Viele Male wechselte ich meine schon sicher geglaubte Entscheidung, immer wieder kamen Zweifel auf, egal bei welcher Variante. Auch zwei Kanaren-Urlaube brachten keinen finalen Entschluss, doch rückte der Zeitpunkt einer Zwangsmaßnahme immer näher: Abfindungen haben den Anreiz, bei Auszahlung zu Beginn eines Jahres steuerlich begünstigt werden zu können; dann müsste die Entscheidung aber spätestens im August fallen. Das ergab den festen Vorsatz, den Italientrip der vergangenen zwei Wochen exakt dafür zu nutzen. Quasi einen Denkraum zu schaffen, in den ich mich permanent zurückziehen und alle nur erdenklichen Szenarien durchspielen kann. Das habe ich getan, zwischen Yoga, Spaziergängen und Boot fahren, beim Eis essen, Zigarre rauchen und Schwimmen. Ich habe Mindmaps gemalt, Pro und Contra-Listen bearbeitet und viel geflucht. Aber ich habe mich entschieden.
Das Leben ist eindeutig zu kurz, um allen Anreizen zu entgehen, um immer nur eine pseudosichere Variante zu wählen und im Alltagstrott zu verrotten. Wenn es einen gibt, der aktuell nichts zu verlieren, sondern im Gegenteil eine Menge zu gewinnen hat, dann wohl mich. Also werde ich dieses Abenteuer wagen, den Weg der Unsicherheit gehen und mit Angst, Spannung und Vorfreude einen neuen Lebensabschnitt einleiten. Ich habe noch nicht die Spur einer Ahnung, in welche Richtung sich die kommenden Monate bewegen werden, aber ich bin sicher, es wird mich zumindest nicht tiefer in diese depressive Stimmung hereinreiten, in der ich an so manchen Tagen ziemlich tief gefangen bin. Ich glaube, es wird der pure Luxus, für eine gewisse Zeit völlig selbstbestimmt unterwegs sein zu können. Und wer weiß, vielleicht entwickelt sich daraus ja auch ein Businessmodell; es gibt ja schon das ein oder andere in kreativen Phasen entstandene Business.

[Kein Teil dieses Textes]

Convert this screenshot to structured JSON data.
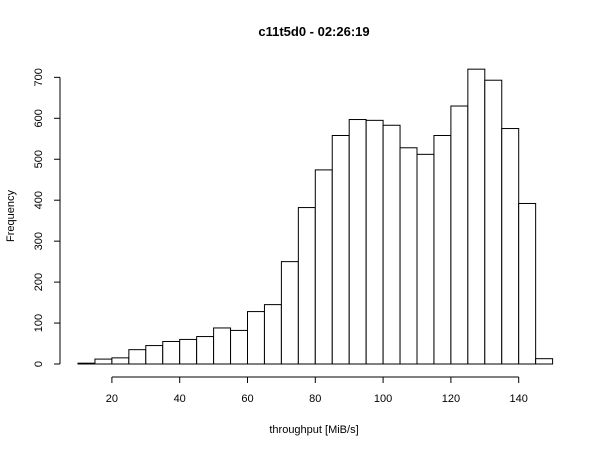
{
  "chart_data": {
    "type": "bar",
    "title": "c11t5d0 - 02:26:19",
    "xlabel": "throughput [MiB/s]",
    "ylabel": "Frequency",
    "bin_width": 5,
    "x_bins": [
      [
        10,
        15
      ],
      [
        15,
        20
      ],
      [
        20,
        25
      ],
      [
        25,
        30
      ],
      [
        30,
        35
      ],
      [
        35,
        40
      ],
      [
        40,
        45
      ],
      [
        45,
        50
      ],
      [
        50,
        55
      ],
      [
        55,
        60
      ],
      [
        60,
        65
      ],
      [
        65,
        70
      ],
      [
        70,
        75
      ],
      [
        75,
        80
      ],
      [
        80,
        85
      ],
      [
        85,
        90
      ],
      [
        90,
        95
      ],
      [
        95,
        100
      ],
      [
        100,
        105
      ],
      [
        105,
        110
      ],
      [
        110,
        115
      ],
      [
        115,
        120
      ],
      [
        120,
        125
      ],
      [
        125,
        130
      ],
      [
        130,
        135
      ],
      [
        135,
        140
      ],
      [
        140,
        145
      ],
      [
        145,
        150
      ]
    ],
    "values": [
      2,
      12,
      15,
      35,
      45,
      55,
      60,
      67,
      88,
      82,
      128,
      145,
      250,
      382,
      474,
      558,
      597,
      595,
      583,
      528,
      512,
      558,
      630,
      720,
      693,
      575,
      392,
      13
    ],
    "xlim": [
      10,
      150
    ],
    "ylim": [
      0,
      720
    ],
    "x_ticks": [
      20,
      40,
      60,
      80,
      100,
      120,
      140
    ],
    "y_ticks": [
      0,
      100,
      200,
      300,
      400,
      500,
      600,
      700
    ],
    "grid": false,
    "legend": "none",
    "colors": {
      "bar_fill": "#ffffff",
      "bar_stroke": "#000000"
    }
  }
}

Auf jeden Fall liegt der entsprechende Aufhebungsvertrag schon neben mir und wird in Kürze gezeichnet. Erstmals fühle ich mich mit dieser Entscheidungsvariante sicher und schaue zuversichtlich in das, was kommen mag. Und etwas Alltag, etwas Routine wird ja auf jeden Fall bleiben: Ich werde auch weiterhin diesen, meinen geliebten, Blog pflegen und mit Leben füllen. Nur ab heute ohne die wahnwitzige Jagd nach der Erfüllung einer Zahl (bemerkt ihr im Fehlen der Aufzählung in der Überschrift), sondern stattdessen mit Beiträgen der reinen Schreibfreude wegen. Hey ho, let’s go.